Okapi BM25

a bit of the history and concepts behind TF/IDF

June 10, 2022

Just recently learned about Okapi BM25 as a better information retrieval function for search engines (after the widely used “vanilla” TF/IDF) and it is hands down the best comp sci name I’ve come across. “Okapi BM25”, damn. Some history.

Karen Spärck Jones was a pioneering British computer scientist responsible for the concept of inverse document frequency (1972); Elasticsearch still uses TF/IDF as part of its full-text scoring algorithm as of today. it’s cheap to run and tremendously useful.

TF/IDF stands for “term frequency/inverse document frequency”. The main ideas behind it are:

  1. A document is more relevant if the term we’re looking for appears often in that document (e.g., “quick” has a frequency of 2 in “the quick brown fox jumps over the quick dog”) but only a frequency of 1 in “the quick brown fox” (hence less relevant)

  2. A document is more relevant if the term it is matching is not as common (e.g., documents with term “quick” will likely be more relevant than documents with more general term “the”); Another better example would be, if you have a blog about birds the word “sparrow” will be more relevant than “bird”, since it is likely many documents will mention “bird” (maybe all of them), but only one or two will mention [house] “sparrow” (cute Passer domesticus species)

The (simplified) formula as explained in Elasticsearch: The Definitive Guide is as follows:

scoring(q, d) =
∑ (
    tf(t in d)
    idf(t)²
    t.getBoost()
    norm(t,d)
) (t in q)

Essentially, we score results of a query over a set of documents by taking into account the term frequency, inverse document frequency, boosting and field-length norm.

By boosting, we can attribute more relevance to certain terms.

Field-length norm indicates relevance of term in the context of that document – the bigger the document, the less relevant it is (e.g., if “quick” appears in text “quick: a novel” it is more relevant than it appearing in bigger text “the quick brown fox jumps over the lazy dog”).

Enter Okapi BM25, the TF/IDF scoring default in Elasticsearch – whilst vanilla TF/IDF favours term frequency within a document and penalizes term prevalence across documents, Okapi BM 25 takes it further and weighs in average document size and term frequency saturation.

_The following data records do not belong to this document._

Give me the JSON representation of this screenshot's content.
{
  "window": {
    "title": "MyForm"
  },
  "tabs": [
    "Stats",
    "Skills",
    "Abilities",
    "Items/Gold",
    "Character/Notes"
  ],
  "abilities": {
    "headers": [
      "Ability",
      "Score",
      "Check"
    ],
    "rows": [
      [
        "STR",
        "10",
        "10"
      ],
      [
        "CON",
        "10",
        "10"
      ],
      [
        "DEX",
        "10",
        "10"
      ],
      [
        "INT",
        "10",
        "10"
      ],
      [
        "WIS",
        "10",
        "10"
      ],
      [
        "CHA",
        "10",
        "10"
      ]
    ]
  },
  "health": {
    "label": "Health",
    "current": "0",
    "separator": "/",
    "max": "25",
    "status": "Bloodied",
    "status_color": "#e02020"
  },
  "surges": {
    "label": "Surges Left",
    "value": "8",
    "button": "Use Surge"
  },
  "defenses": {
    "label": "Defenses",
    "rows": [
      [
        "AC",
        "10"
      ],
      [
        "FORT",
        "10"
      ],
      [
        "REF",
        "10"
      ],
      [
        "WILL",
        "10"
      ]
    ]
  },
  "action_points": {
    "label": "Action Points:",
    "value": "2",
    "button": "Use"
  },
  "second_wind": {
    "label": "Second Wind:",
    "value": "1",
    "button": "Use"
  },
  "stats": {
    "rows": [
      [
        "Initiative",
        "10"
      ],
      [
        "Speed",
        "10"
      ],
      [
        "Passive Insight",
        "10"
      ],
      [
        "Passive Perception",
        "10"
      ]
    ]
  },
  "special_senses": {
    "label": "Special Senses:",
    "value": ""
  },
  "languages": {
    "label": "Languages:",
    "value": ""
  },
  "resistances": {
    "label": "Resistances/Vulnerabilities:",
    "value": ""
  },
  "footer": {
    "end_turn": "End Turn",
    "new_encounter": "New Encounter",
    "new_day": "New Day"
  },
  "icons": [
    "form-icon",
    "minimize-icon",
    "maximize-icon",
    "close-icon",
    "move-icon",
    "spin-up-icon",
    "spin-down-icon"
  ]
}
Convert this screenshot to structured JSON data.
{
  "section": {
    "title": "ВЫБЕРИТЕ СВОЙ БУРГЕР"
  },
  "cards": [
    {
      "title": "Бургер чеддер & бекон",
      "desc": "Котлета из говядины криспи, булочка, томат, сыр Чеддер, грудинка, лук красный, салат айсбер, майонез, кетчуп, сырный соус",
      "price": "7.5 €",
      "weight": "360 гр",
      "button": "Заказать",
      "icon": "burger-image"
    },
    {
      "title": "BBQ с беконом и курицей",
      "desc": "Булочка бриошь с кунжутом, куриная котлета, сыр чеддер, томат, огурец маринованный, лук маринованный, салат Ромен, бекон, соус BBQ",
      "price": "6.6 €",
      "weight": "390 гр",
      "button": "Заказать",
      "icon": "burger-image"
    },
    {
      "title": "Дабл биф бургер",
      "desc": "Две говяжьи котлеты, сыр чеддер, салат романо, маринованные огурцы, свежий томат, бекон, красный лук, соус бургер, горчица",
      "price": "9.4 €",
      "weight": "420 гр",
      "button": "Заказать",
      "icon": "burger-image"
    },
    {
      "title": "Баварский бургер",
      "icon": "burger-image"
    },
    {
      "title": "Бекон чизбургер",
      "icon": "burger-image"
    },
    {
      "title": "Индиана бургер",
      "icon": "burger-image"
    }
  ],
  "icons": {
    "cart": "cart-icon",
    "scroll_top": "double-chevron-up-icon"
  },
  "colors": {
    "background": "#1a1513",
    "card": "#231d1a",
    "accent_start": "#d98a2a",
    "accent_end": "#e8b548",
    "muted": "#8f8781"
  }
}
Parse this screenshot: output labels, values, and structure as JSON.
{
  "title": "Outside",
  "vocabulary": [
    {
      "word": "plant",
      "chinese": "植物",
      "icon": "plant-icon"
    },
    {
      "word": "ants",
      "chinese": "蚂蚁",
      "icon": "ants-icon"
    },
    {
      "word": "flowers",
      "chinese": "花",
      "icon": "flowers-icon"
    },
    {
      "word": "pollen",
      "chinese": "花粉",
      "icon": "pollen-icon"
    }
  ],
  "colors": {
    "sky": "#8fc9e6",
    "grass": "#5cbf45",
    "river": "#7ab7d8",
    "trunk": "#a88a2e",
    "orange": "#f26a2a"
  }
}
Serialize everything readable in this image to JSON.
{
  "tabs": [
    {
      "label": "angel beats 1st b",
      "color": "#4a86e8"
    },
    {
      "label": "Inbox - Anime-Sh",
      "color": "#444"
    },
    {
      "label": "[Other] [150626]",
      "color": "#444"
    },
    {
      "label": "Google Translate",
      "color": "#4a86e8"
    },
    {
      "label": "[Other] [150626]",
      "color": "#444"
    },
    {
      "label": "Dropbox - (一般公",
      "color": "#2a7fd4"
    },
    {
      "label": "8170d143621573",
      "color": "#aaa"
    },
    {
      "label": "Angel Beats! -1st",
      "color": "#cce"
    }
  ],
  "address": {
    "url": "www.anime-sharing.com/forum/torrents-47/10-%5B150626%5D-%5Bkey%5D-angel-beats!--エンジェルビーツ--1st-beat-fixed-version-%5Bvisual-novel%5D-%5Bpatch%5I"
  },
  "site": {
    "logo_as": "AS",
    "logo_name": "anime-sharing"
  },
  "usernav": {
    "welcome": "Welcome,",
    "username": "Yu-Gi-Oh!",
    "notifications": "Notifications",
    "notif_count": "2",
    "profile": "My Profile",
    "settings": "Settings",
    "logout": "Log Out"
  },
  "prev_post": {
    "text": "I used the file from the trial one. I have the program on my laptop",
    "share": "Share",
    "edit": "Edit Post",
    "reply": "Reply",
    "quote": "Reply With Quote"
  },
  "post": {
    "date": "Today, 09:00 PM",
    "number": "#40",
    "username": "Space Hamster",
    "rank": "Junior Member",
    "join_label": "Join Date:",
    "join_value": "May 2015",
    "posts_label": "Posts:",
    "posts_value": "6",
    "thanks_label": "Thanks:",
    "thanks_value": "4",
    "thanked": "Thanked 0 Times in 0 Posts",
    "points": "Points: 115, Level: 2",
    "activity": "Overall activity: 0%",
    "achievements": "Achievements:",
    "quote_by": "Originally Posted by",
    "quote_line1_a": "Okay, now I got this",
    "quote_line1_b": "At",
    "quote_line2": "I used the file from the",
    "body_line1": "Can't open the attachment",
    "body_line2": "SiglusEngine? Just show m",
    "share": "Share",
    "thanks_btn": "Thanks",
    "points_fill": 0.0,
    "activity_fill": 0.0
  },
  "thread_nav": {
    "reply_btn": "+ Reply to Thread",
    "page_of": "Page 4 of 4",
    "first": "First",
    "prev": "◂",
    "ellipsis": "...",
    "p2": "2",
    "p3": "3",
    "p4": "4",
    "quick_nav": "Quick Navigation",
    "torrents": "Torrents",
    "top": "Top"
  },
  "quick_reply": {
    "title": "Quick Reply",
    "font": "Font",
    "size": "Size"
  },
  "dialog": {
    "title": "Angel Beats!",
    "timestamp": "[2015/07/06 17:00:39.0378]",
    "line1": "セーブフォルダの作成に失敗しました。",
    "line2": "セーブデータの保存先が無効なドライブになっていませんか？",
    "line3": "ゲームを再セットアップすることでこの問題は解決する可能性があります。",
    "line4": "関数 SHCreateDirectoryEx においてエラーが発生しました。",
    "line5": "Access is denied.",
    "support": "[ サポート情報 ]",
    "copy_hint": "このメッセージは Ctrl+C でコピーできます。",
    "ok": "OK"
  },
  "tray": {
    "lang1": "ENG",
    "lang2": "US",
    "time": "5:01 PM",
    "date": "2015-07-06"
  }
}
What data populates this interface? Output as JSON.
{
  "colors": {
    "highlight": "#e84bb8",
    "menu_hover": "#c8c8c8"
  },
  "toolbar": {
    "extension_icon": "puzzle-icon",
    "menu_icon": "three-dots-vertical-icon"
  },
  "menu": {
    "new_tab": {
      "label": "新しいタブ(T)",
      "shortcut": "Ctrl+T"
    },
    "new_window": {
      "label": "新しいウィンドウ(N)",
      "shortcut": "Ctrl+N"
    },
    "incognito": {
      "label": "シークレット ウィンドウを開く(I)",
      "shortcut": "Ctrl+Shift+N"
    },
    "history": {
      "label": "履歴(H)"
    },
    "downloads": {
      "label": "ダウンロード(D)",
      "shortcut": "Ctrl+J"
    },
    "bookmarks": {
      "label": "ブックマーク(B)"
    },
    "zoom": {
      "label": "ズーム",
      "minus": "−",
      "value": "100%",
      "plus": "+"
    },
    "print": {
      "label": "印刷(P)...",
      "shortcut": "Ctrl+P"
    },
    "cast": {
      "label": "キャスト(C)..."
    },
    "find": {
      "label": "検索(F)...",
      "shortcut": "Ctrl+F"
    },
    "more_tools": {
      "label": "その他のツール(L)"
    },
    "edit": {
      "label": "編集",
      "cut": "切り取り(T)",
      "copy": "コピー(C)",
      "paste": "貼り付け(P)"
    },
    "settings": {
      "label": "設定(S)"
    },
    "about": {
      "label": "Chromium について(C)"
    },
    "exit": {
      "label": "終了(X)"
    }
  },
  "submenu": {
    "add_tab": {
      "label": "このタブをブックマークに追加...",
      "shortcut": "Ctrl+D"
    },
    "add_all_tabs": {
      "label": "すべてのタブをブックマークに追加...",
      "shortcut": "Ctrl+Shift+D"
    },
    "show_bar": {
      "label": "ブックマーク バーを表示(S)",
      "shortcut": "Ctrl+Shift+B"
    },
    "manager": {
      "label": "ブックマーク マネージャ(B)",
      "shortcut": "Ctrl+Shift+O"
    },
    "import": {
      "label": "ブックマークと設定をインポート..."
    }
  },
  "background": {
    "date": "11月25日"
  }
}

Average document size is important as a way to normalize field-length norm. “quick” is only more relevant in “quick: a novel” if that’s the average size for our set of documents.

Term frequency saturation is used to slow down (even set an upper bound) on term frequency relevance. “quick” is relevant if it appears twice in a document. it is more relevant if it appears 3 times. but appearing 4, 5+ times is not much more relevant between them. It’s saturated.

The name of the actual ranking function is BM25 (for “best matching 25”). The fuller name, Okapi BM25, includes the name of the first system to use it, which was the Okapi information retrieval system, implemented at London’s City University in the 1980s and 1990s.